あの後、恐る恐る居間に戻った私の目の前にいたのは、テレビを観ながらけらけら笑う弟とお父さんの姿だった。
弟は私の姿に気づくと、
「見つかった?」
と訊ねてきた。
私が「あ、うん」と答えると、「よかったね」と再びテレビに眼を向ける弟。
あの狐面の弟は確かに私の弟で、けれどどういうわけか、あの瞬間だけ狐のお面をつけていて。
いったい、どういうこと? 私にいったい、何が起こっているというのだろう。
眠れない夜を過ごした私は早朝、気分転換に散歩がてら、少し遠いコンビニまでとぼとぼ歩いて行くことにした。
時計の針は午前五時過ぎを指しており、いつもならまだ布団の中で眠っているような時間だった。
陽はすでに辺りを明るく照らしており、私と同じように散歩をする老夫婦や犬を連れたおじさんやおばさん、並んでジョギングをする若いカップルの姿もあった。
みんな、意外に早くから起きてるんだなぁ。
そんなことを漠然と思いながら歩いていると、道の向こう側から、これまでおよそ見たこともないような姿の女性が、こちらに向かって近づいてきているのが目に入り、私は「えっ」と思わず立ち止まった。
その女性は全身パステルカラーの薄いピンク色で、縁に小さな白い花が散りばめられたピンクの日傘をさし、肩口のふわっとしたピンクの服に、大きく広がったスカートにはふりふりの白いレースがあしらわれていて、そこから伸びる細い足には白いニーハイソックス、そして大きな黒い厚底靴を履いていて――と、どう言葉で表現すればよいのか解らなくなるような――そう、ロリータ服だ。まるで大きな西洋人形が、自分の意思で動いているかのような、そんな印象を私に与えた。
そんなロリータ服の隣には、なんてことない普通のプリントシャツを着てジーンズを履いた若い女性が歩いており、ふたり並んで何か会話を交わしながら、楽しそうに笑いあっていた。
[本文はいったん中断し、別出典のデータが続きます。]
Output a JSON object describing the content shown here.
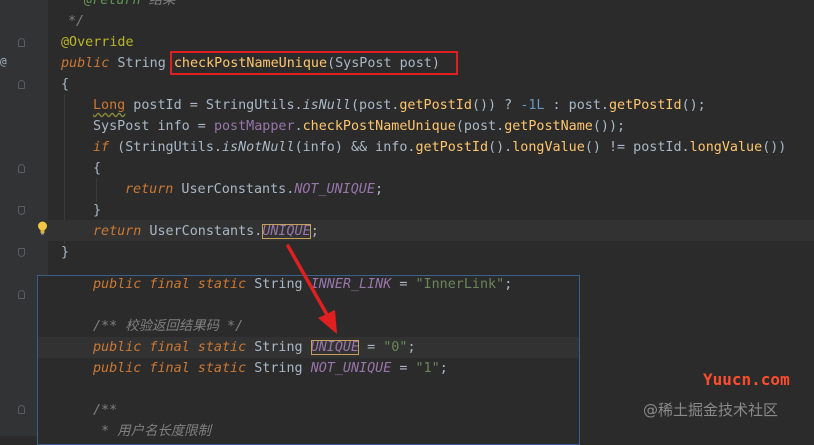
{
  "code": {
    "l0_prefix": "* ",
    "l0_tag": "@return",
    "l0_text": " 结果",
    "l1": "*/",
    "l2_ann": "@Override",
    "l3_kw": "public",
    "l3_type": " String ",
    "l3_method": "checkPostNameUnique",
    "l3_params": "(SysPost post)",
    "l4": "{",
    "l5_type": "Long",
    "l5_a": " postId = StringUtils.",
    "l5_isnull": "isNull",
    "l5_b": "(post.",
    "l5_getpostid1": "getPostId",
    "l5_c": "()) ? ",
    "l5_num": "-1L",
    "l5_d": " : post.",
    "l5_getpostid2": "getPostId",
    "l5_e": "();",
    "l6_a": "SysPost info = ",
    "l6_field": "postMapper",
    "l6_b": ".",
    "l6_method": "checkPostNameUnique",
    "l6_c": "(post.",
    "l6_getname": "getPostName",
    "l6_d": "());",
    "l7_kw": "if",
    "l7_a": " (StringUtils.",
    "l7_isnotnull": "isNotNull",
    "l7_b": "(info) && info.",
    "l7_getpostid": "getPostId",
    "l7_c": "().",
    "l7_long1": "longValue",
    "l7_d": "() != postId.",
    "l7_long2": "longValue",
    "l7_e": "())",
    "l8": "{",
    "l9_kw": "return",
    "l9_a": " UserConstants.",
    "l9_const": "NOT_UNIQUE",
    "l9_b": ";",
    "l10": "}",
    "l11_kw": "return",
    "l11_a": " UserConstants.",
    "l11_const": "UNIQUE",
    "l11_b": ";",
    "l12": "}"
  },
  "popup": {
    "p1_mods": "public final static",
    "p1_type": " String ",
    "p1_name": "INNER_LINK",
    "p1_eq": " = ",
    "p1_val": "\"InnerLink\"",
    "p1_semi": ";",
    "p2_comment": "/** 校验返回结果码 */",
    "p3_mods": "public final static",
    "p3_type": " String ",
    "p3_name": "UNIQUE",
    "p3_eq": " = ",
    "p3_val": "\"0\"",
    "p3_semi": ";",
    "p4_mods": "public final static",
    "p4_type": " String ",
    "p4_name": "NOT_UNIQUE",
    "p4_eq": " = ",
    "p4_val": "\"1\"",
    "p4_semi": ";",
    "p5_comment": "/**",
    "p6_comment": " * 用户名长度限制"
  },
  "gutter": {
    "override_marker": "@"
  },
  "watermarks": {
    "site": "Yuucn.com",
    "juejin": "@稀土掘金技术社区"
  },
  "colors": {
    "annotation_box": "#e02020",
    "arrow": "#e02020",
    "popup_border": "#3a5f8a",
    "watermark_site": "#ff4d2e"
  }
}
これまでロリータ服を着た女性なんてリアルに見たことがなかったから、私は狐面の時と同じくらいの衝撃を受けて、しばらくその場を動けず、ただそんな彼女たちを見つめることしかできなかった。
ロリータ服は私とすれ違い際に、にっこりと微笑んで、
「おはようございます」
可愛らしい声で会釈して、甘い匂いを振りまきながら、すっ私の脇を抜けて去っていく。
……日常的にあんな格好をしている人が居るんだ。
そう呆気に取られてふたりの後ろ姿を何となく見送っていると、不意に彼女は立ち止まり、私の方を振り向いた。
「あっ」
と私は口を開き、
「どうしたの?」
とロリータ服の隣に立つ女性が、彼女に首を傾げた。
ついつい見つめてしまったことを謝るべきだろうか、と思っていると、彼女は可愛らしい足取りで小走りに私のところまで戻ってくると、その整った眉に小さな皴を寄せながら、
「……もしかして、何かお困りのことがありませんか?」
私の顔をじっと見つめ、そう訊ねてきたのだった。